In the past several decades, the national policy on migration has been lacking in organic, coherent and effective instruments of planning and management. The Consolidated Law on Immigration (that is the framework legislation in this policy domain) dates back to 1998, and it provides the fundamental principles on foreigners’ legal status and a number of detailed regulations (such as the normative provisions concerning entry and stay). However, it fails to provide a solid and thorough basis for the regulation of asylum and migration. Indeed, asylum regulation relies on a number of legislative decrees transposing EU Directives, while an organic and comprehensive law has not been enacted yet. Moreover, responsibility for asylum and migration management does not belong to one single governmental body, as it is scattered among different institutional entities emanating from different levels of government (national, regional and municipal), and it also involves the third sector.

Toward undocumented migrants there has been a sort of “schizophrenic” attitude, so that political narratives of harsh repression against illegal migrants have been cohabiting with the recognition of basic welfare rights to undocumented migrants and with a series of “regularization acts”.
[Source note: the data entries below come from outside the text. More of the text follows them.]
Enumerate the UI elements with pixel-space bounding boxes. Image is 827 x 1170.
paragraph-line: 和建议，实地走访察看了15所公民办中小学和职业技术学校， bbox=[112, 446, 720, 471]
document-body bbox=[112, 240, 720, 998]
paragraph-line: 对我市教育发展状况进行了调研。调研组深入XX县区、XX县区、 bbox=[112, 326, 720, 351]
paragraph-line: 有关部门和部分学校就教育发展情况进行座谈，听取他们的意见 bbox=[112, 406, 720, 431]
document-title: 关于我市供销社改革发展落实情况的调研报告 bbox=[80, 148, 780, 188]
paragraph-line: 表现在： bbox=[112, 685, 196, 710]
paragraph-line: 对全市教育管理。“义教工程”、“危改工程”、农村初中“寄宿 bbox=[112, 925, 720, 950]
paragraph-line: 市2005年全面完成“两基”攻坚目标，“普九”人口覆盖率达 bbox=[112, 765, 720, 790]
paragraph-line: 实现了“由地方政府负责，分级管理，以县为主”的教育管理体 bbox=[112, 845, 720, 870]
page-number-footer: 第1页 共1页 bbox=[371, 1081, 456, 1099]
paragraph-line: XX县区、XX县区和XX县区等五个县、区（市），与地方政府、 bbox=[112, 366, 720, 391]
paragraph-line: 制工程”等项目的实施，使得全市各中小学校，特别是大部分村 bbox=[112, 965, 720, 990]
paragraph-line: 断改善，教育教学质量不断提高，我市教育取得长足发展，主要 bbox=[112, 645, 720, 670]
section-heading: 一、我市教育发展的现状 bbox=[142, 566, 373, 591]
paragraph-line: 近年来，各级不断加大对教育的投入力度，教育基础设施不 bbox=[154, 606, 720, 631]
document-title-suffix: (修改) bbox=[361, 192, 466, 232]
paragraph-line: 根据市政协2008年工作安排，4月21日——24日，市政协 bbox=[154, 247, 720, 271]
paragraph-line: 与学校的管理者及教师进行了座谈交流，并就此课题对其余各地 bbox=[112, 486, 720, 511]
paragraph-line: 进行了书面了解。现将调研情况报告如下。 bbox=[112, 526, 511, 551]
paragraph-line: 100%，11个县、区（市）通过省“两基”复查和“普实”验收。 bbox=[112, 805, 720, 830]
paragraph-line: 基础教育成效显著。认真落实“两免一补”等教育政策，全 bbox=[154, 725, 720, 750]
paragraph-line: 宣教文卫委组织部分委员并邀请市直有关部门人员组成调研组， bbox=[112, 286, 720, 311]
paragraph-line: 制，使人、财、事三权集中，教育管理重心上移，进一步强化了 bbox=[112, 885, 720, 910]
In order to limit and restrain migrant landings on its coasts, Italy signed a number of acts of international cooperation with several countries, such as Tunisia, Sudan and Libya, which agreed to prevent migrants from reaching the Italian territory, in a sort of “externalization of borders control”.

Following the launch of the hotspot approach by the European Commission in May 2015, in its European Agenda on Migration, and according to the September 2015 Council’s Decisions n. 2015/1523 and 2015/1601, five of them have been opened in Italy (Lampedusa, Messina, Pozzallo, Taranto, Trapani –the one in Trapani has been closed in march 2018 and the Lampedusa one is partially working). Hotspots, originally conceived as operational support to the relocation process, have soon turned into hubs where policies of migration control are enforced, confirming the securization wave in migration legislation, where the need to contrast the irregular migration and to guarantee the public security has been translated into restrictive measures on expulsion and detention.

Very recently (4 October 2018) the Ministry of Interior issued a law decree (which has to be converted into an Act of Parliament in 60 days or it will become null and void) on “Special temporary permits, international protection and immigration”. The decree aims at narrowing access to the national measure of temporary protection, the so called humanitarian protection, reducing the typology of cases it can be applied for [it is worth noting that this is the status into which the large majority of people in need of protection falls – in 2017, 59% of the applications ended up in a refusal, 16% in asylum and subsidiary protection, 25% in humanitarian protection]; at reserving the SPRAR protection and integration system (the system of protection and integration carried out at local level) to refugees and beneficiaries of subsidiary and humanitarian protection only, whereas up until today also asylum seekers benefited from this successful mechanism of migration governance; at extending the period of permanence in the Centres for repatriation from 90 to 180 days (and in case they are overcrowded in special “border centres”); at referring the asylum seeker eventually convicted of a serious crime to the authority responsible for determining the status of  refugee (Territorial Commission), which should immediately audit the applicant and take a decision on his/her asylum application. Moreover, the decree also includes the provision of citizenship revocation in the case of major criminal offences relating to terrorism.